In short, it’s difficult for an investor to value startup companies with little to no operating history. While the valuation of a startup is a key part of the investment process, jumping straight to priced rounds for early-stage startups can create challenges for the investor and the startup alike, because valuations can be under or overpriced. Underpricing hurts the company by giving away an excessive amount of ownership to new investors and unfairly diluting older investors. An overpriced startup is unfair to investors because it results in lower than expected investment returns. Pricing is difficult because there is little to analyze since startups are light on cash flow, light on assets, and mostly long on founder enthusiasm. New technologies, like Fundr’s proprietary algorithm, help investors assess a startup’s potential. It’s then up to the investors to invest in or pass on the company’s future prospects. Still, on our Fundr platform, we suggest investors avoid a priced equity round and use a convertible note. Convertible securities give the company and investors time to find clarity on valuation.
A priced round is done with equity and it is pretty straightforward to understand. However, there are two other popular securities, convertible notes and SAFE notes, which tend to be more complex. We discuss all three securities below:
Despite the challenges of early-stage valuation, equity is still a popular investment instrument. When investors purchase equity in a startup company, they become shareholders and owners of the company.
Pros: When equity is issued, both the investor and the startup agree on the value of the company - leaving no surprises for either party. Issuers do not need to repay the principal investment, however, investors gain some control over the company.
Cons: For the investor, excessive dilution tends to be a downside of equity funding. Investors may lose proportional ownership in the company with future rounds of equity funding. For, startups the downside is yielding ownership and control when issuing equity.
Convertible notes are debt instruments that provide investors with an extra layer of protection while waiting for the debt to be paid or converted into equity.

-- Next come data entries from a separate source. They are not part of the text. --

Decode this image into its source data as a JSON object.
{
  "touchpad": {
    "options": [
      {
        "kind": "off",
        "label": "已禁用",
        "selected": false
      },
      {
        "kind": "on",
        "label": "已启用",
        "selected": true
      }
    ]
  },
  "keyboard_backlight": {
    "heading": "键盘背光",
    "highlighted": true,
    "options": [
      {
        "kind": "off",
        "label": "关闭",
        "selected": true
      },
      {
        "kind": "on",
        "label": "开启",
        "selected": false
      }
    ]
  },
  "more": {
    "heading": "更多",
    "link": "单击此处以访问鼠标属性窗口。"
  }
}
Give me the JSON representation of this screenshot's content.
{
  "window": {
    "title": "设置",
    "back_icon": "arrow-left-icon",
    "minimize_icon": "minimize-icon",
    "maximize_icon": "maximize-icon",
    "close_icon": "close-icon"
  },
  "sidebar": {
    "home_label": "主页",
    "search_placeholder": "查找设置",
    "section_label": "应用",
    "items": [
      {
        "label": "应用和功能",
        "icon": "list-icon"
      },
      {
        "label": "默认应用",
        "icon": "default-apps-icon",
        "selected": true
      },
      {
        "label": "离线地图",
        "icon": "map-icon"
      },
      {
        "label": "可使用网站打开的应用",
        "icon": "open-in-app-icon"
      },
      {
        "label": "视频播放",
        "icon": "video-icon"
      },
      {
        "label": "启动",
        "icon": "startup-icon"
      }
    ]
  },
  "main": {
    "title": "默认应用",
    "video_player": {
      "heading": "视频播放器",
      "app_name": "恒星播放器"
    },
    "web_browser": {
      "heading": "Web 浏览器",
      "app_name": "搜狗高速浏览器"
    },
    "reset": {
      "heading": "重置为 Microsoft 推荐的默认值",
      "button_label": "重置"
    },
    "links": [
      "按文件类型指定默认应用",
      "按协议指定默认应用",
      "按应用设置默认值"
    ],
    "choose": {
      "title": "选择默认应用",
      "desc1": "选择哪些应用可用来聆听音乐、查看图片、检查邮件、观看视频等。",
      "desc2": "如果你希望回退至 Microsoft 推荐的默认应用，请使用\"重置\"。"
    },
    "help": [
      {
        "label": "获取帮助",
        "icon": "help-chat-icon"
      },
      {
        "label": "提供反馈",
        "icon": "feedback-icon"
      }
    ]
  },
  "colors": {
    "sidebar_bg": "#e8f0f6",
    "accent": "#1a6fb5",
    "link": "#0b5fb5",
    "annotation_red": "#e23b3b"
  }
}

Pros: Usually the conversion from loan to equity happens if specific criteria are met, like a round of qualified financing (which is fancy legal talk for a future funding round of a predetermined amount). Convertible notes also allow for early exit payback, so if the notes are paid early and before conversion the conversion date, then investors are entitled to receive more than their investment principal and associated interest. In addition, until it converts the note is a debt instrument, which provides the investor with all the rights of a debtor.
Cons: While the debt feature is advantageous for note investors, it’s a disadvantage for founders and other equity investors because in the case of liquidation by bankruptcy, debt holders are paid before equity holders.
Simple Agreement for Future Equity, also known as SAFE notes are similar to convertible notes in that they are contracts between investors and startups that eventually give investors equity in the startup. The main difference is that SAFE notes are not debt instruments and there is no need to do accrued interest math.
Pros: Like convertible notes, SAFE notes change to equity during a future round of equity financing, usually when preferred shares are issued. For startups, SAFE notes provide a cash infusion into the business. Like convertible notes, SAFE notes also allow for early exit payback but do not include accrued interest since there is no debt instrument involved.
Cons: Because SAFE notes are not debt instruments, investors have little protection during a liquidation event caused by bankruptcy. And, since there is no conversion date there is uncertainty around when and if a conversion to equity will occur.
Both convertible notes and SAFE notes are popular investing instruments for angels because they allow investors and startups to think about valuation as a longer-term dimension of the business’ success, rather than defining value in the early years of a venture. On the other hand, equity remains a strong investment option for investors who have strong confidence in a startup, and want to have part ownership of the business at the early stages.